Das habe ich vor vielen Jahren im Zuge meiner Unterrichtsvorbereitung als Kunsterzieherin herausgefunden. Damals wollte ich Schülern erklären, was man unter "Bild" verstehen kann. Es gibt ja den Ausdruck "vera icon", das "wahre Bild", womit zum Beispiel das Schweißtuch der Veronika mit dem Antlitz Christi gemeint ist - ein Ur-Bild gewissermaßen. Der englische Dichter Thomas Norton hat das in der Renaissance weitergedacht und ein alchemistisches "Läuterungsmuster in Form eines Ofens" ersonnen.

Was ist das?

Ein gezeichnetes Modell, das die Welt in verschiedene Sphären aufteilt und den Weg vom Chaos zur Erkenntnis und letztlich zu Gott aufzeigt. Später habe ich bemerkt, dass der erste Motor, der "atmosphärische Flugkolbenmotor", aus dem später der Otto-Motor wurde, nach genau diesem Muster funktioniert: Auch er arbeitet von unten nach oben. Nur, dass der Motor seine Energie nicht nach oben abgibt, sondern in die Horizontale. Und genau diese Frage treibt mich immer noch um: ob die stets auf der Horizontalen bleibenden, in ihren Abläufen starre Maschine nicht ein Irrtum ist.

Haben Sie das mit Technikern diskutiert?

Ich habe es versucht. Ich war bei Daimler-Benz in Untertürkheim und habe in Hamburg den Kontakt zu BMW gesucht und auch versucht, sie als Sponsoren zu gewinnen.
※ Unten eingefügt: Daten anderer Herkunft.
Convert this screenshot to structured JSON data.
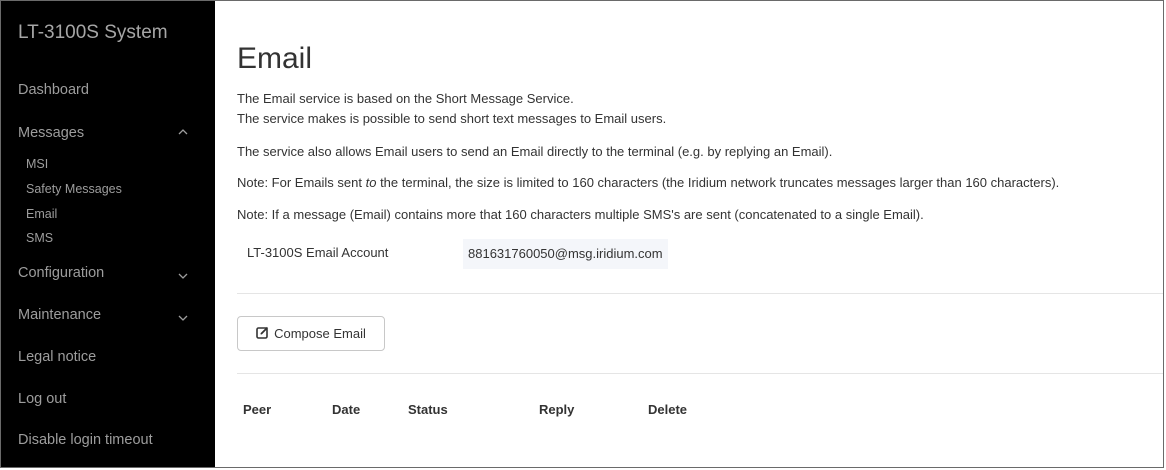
{
  "sidebar": {
    "brand": "LT-3100S System",
    "items": [
      {
        "label": "Dashboard"
      },
      {
        "label": "Messages",
        "chevron": "chevron-up-icon"
      },
      {
        "label": "Configuration",
        "chevron": "chevron-down-icon"
      },
      {
        "label": "Maintenance",
        "chevron": "chevron-down-icon"
      },
      {
        "label": "Legal notice"
      },
      {
        "label": "Log out"
      },
      {
        "label": "Disable login timeout"
      }
    ],
    "messages_sub": [
      {
        "label": "MSI"
      },
      {
        "label": "Safety Messages"
      },
      {
        "label": "Email"
      },
      {
        "label": "SMS"
      }
    ]
  },
  "main": {
    "title": "Email",
    "paragraphs": [
      "The Email service is based on the Short Message Service.",
      "The service makes is possible to send short text messages to Email users.",
      "The service also allows Email users to send an Email directly to the terminal (e.g. by replying an Email).",
      "Note: For Emails sent ",
      "to",
      " the terminal, the size is limited to 160 characters (the Iridium network truncates messages larger than 160 characters).",
      "Note: If a message (Email) contains more that 160 characters multiple SMS's are sent (concatenated to a single Email)."
    ],
    "account_label": "LT-3100S Email Account",
    "account_value": "881631760050@msg.iridium.com",
    "compose_label": "Compose Email",
    "compose_icon": "edit-icon",
    "table_headers": [
      "Peer",
      "Date",
      "Status",
      "Reply",
      "Delete"
    ]
  }
}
Aber da war immer eine große Fremdheit.

Inwiefern?

Die Leiter dieser Automobilfirmen sind sehr auf ihre Erfindungen fixiert. Das ist verständlich, weil sie sich auf dem Markt behaupten müssen. Trotzdem hat mich überrascht, dass sie selbst ein harmloses Gespräch über Grundsatzfragen so ablenkend fanden, dass sie damit nichts zu tun haben wollten. Auch kann kaum noch einer der Techniker etwas zum atmosphärischen Flugkolbenmotor sagen. Sie kennen ihre aktuellen Motoren, deren PS, den Lack, die Karosserie - aber nicht, was drinnen passiert. Wenn ich von Metaphysik anfing, haben sie mich angeguckt, als käme ich vom Mond.

Aber mit Philosophen können Sie darüber reden.

Kaum.

Warum nicht?

Metaphysik ist zur Zeit unmodern und gilt als verdächtig. Nietzsche hat ja behauptet, Gott ist tot. Daran halten sich fast alle.